California is leading the suit and the procedure was filed in one of its federal courts.
Colorado, Connecticut, Delaware, Hawaii, Illinois, Maine, Maryland, Michigan, Minnesota, Nevada, New Jersey, New Mexico, New York, Oregon and Virginia have all joined the lawsuit, arguing that Trump's move has violated the US Constitution.
Congress' budget powers
According to the lawsuit, the president's order breaches the constitution's Presentment and Appropriations Clauses, the latter which designates Congress as the main authority for spending or the institution with the 'power of the purse.'
"Congress has repeatedly rebuffed the president's insistence to fund a border wall, recently resulting in a record 35-day partial government shutdown over the border wall dispute," the lawsuit statement read.
"After the government reopened, Congress approved, and the president signed into law, a $1.375 billion (€1.217 billion) appropriation for fencing along the southern border, but Congress made clear that funding could not be used to build President Trump's proposed border wall," the statement added.
Attorney General Becerra argued that his and other states had the legal standing to sue, as they risked losing funds intended for military projects, disaster assistance and other purposes, which Trump could divert for a wall.

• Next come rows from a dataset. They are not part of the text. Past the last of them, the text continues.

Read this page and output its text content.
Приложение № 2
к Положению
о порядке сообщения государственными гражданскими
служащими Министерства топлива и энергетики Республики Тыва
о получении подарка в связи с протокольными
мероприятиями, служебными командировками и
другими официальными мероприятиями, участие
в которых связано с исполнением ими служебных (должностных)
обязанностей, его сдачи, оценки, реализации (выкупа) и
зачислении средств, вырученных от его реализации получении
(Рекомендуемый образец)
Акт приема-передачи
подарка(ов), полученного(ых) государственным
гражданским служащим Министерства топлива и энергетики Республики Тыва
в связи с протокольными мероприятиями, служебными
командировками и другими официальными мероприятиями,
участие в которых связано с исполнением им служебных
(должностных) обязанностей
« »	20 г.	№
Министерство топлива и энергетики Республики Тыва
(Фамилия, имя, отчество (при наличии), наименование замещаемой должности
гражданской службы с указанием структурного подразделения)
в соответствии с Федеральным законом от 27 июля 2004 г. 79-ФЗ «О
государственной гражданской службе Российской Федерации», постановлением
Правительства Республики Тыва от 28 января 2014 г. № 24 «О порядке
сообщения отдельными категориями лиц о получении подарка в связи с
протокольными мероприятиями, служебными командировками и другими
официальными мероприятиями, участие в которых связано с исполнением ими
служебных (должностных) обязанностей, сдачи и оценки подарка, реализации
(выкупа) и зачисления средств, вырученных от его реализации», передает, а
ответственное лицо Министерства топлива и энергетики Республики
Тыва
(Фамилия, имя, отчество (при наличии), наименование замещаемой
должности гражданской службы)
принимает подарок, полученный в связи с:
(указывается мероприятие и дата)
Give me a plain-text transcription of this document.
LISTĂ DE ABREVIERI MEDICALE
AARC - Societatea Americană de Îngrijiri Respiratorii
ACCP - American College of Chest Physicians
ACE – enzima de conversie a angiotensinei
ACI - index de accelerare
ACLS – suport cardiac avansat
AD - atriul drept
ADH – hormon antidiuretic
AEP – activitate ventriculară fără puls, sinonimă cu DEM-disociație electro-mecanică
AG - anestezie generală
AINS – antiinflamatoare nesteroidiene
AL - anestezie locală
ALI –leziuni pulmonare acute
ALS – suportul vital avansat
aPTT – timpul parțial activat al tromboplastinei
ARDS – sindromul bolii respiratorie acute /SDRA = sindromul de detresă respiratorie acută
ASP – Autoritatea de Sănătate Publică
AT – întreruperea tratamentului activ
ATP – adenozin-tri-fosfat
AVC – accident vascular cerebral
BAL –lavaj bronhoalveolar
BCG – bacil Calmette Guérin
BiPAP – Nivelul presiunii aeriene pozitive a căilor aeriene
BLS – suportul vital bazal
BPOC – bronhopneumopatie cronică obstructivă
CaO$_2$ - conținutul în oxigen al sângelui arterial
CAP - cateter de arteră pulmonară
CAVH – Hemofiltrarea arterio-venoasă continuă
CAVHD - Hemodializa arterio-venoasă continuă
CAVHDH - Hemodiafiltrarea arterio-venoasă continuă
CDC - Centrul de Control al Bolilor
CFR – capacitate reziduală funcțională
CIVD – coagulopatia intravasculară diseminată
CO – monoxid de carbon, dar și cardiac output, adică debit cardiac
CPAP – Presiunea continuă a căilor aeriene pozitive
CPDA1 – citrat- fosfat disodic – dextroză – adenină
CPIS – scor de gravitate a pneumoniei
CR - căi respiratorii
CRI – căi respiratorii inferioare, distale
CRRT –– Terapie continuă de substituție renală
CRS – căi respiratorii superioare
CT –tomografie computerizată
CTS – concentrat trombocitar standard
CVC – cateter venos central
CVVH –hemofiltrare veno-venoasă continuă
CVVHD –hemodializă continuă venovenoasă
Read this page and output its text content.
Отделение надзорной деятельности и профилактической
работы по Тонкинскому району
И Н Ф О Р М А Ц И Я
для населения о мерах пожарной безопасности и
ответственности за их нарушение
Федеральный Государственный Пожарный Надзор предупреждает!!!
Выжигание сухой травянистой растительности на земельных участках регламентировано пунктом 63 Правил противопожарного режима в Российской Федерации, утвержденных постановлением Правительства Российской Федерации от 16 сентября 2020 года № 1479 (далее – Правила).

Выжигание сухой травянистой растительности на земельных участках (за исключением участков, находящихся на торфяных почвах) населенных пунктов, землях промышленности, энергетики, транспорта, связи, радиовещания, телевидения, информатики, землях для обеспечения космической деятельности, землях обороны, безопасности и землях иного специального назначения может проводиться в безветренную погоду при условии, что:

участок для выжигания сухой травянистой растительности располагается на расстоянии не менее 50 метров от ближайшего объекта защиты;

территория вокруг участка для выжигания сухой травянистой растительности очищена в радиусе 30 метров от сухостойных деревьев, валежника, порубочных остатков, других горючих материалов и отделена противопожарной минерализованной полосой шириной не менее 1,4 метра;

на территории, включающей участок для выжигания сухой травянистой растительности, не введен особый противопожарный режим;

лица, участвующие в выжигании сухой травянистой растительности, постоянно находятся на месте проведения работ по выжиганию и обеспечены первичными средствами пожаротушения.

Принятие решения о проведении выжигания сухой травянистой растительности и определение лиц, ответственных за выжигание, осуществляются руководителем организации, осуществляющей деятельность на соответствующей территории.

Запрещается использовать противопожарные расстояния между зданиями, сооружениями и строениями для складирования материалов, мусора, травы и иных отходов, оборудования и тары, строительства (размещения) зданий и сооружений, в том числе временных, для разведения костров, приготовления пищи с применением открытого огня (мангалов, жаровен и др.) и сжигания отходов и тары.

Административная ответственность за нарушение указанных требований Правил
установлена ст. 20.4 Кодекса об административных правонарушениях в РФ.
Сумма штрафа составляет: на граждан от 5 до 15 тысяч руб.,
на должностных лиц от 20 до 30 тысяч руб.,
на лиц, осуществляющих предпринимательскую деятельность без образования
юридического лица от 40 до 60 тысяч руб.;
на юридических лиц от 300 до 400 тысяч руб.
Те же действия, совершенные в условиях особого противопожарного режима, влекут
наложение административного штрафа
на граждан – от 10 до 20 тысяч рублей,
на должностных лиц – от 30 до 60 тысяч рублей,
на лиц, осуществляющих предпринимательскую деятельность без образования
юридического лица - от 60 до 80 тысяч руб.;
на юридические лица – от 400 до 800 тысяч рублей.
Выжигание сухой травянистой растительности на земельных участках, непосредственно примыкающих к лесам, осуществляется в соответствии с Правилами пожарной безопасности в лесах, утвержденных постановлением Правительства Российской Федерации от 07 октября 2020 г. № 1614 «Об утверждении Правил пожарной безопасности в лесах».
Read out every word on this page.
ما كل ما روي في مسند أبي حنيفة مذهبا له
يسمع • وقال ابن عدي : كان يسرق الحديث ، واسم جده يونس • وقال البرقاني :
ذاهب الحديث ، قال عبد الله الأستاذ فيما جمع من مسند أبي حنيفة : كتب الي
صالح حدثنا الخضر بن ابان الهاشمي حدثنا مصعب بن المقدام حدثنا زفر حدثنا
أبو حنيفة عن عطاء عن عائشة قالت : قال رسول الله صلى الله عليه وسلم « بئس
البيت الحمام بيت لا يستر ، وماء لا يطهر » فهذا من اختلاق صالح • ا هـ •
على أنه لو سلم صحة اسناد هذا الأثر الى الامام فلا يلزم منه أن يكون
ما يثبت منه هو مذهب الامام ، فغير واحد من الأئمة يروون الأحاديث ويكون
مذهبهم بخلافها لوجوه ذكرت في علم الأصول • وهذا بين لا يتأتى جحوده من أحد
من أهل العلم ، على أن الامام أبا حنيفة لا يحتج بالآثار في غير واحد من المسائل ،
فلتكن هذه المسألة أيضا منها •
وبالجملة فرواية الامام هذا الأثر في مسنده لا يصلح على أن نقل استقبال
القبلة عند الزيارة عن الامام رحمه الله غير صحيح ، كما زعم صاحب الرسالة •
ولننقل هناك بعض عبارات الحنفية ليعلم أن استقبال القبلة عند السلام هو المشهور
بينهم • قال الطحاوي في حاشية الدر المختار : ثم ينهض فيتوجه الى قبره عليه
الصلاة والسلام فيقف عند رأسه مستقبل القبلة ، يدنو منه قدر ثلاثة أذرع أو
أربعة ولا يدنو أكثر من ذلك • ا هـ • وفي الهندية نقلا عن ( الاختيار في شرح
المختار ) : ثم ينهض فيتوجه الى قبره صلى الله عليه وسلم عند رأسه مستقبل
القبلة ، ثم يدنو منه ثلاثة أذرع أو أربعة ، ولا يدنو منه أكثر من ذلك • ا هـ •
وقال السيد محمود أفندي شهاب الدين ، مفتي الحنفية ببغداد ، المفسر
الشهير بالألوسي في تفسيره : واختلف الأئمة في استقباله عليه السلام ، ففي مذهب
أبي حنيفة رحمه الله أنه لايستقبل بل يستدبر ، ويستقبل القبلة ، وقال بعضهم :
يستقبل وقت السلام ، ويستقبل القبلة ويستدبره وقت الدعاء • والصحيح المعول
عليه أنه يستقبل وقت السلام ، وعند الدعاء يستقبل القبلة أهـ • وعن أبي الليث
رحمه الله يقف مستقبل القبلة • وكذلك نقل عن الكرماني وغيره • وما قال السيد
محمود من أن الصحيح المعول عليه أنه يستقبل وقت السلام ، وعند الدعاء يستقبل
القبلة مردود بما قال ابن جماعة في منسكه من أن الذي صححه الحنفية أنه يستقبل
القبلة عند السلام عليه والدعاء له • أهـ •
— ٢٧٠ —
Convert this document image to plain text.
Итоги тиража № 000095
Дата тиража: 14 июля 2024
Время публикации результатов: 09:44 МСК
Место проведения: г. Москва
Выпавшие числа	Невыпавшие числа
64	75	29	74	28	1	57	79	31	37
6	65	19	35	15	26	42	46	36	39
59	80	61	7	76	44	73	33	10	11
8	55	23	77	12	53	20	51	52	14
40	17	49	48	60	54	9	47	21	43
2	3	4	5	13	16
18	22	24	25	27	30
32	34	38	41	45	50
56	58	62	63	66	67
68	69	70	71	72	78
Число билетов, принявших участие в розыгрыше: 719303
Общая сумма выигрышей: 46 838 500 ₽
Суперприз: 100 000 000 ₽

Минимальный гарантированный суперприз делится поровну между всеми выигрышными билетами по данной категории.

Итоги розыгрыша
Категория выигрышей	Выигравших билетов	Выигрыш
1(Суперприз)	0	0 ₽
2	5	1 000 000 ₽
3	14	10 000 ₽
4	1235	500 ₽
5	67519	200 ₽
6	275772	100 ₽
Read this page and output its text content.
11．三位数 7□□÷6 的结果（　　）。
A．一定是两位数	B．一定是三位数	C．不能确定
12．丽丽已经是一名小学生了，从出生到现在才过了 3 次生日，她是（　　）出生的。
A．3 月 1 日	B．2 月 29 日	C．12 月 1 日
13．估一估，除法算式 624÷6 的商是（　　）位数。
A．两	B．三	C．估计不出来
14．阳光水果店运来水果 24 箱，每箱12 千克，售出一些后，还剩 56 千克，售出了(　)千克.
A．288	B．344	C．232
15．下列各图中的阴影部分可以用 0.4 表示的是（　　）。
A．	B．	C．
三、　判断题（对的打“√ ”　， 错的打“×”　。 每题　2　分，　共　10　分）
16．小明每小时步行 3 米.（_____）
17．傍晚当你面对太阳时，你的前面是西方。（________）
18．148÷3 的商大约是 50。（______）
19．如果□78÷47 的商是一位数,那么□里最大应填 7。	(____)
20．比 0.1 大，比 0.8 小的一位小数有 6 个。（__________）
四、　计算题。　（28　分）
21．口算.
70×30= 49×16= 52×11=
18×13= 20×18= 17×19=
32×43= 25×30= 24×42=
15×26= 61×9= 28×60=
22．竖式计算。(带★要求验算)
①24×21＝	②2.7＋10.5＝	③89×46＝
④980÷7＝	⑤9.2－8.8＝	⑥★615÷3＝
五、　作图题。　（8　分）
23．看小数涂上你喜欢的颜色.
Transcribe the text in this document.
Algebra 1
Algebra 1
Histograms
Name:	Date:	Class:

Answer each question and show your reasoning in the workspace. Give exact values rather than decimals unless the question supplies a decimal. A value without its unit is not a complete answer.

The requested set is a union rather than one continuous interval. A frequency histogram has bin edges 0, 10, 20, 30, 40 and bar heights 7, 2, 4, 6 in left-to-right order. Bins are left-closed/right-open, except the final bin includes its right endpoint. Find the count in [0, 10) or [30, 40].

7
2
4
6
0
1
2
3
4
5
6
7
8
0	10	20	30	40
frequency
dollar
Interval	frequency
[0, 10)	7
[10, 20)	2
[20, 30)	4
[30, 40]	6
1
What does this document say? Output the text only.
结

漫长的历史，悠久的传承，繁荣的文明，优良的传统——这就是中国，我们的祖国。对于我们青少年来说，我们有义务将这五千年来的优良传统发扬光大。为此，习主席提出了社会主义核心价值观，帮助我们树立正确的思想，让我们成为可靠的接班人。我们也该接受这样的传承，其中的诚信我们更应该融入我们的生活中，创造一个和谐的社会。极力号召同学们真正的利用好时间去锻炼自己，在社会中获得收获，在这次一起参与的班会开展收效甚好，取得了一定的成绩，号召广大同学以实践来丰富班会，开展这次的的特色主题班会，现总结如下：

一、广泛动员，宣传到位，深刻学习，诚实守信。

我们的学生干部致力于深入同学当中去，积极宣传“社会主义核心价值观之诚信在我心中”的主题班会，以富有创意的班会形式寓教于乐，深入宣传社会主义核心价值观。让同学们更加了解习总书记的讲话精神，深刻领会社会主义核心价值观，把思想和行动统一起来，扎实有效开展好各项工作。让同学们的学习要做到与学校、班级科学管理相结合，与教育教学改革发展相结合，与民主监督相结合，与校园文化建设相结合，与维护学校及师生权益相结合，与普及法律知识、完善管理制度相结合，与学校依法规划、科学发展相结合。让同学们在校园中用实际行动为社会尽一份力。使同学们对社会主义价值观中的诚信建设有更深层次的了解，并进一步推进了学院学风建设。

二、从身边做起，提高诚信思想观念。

"President Trump treats the rule of law with utter contempt. He knows there is no border crisis, he knows his emergency declaration is unwarranted, and he admits that he will likely lose this case in court," Becerra said.
Additionally, the suit also alleged that the Department of Homeland Security violated the National Environmental Policy Act by failing to assess the environmental impact of the wall in California and New Mexico.
The legal challenge is likely to slow President Trump's pledge and campaign promise to build the wall on the southern border. He has long argued that such a structure is needed to curb illegal immigration and drug trafficking.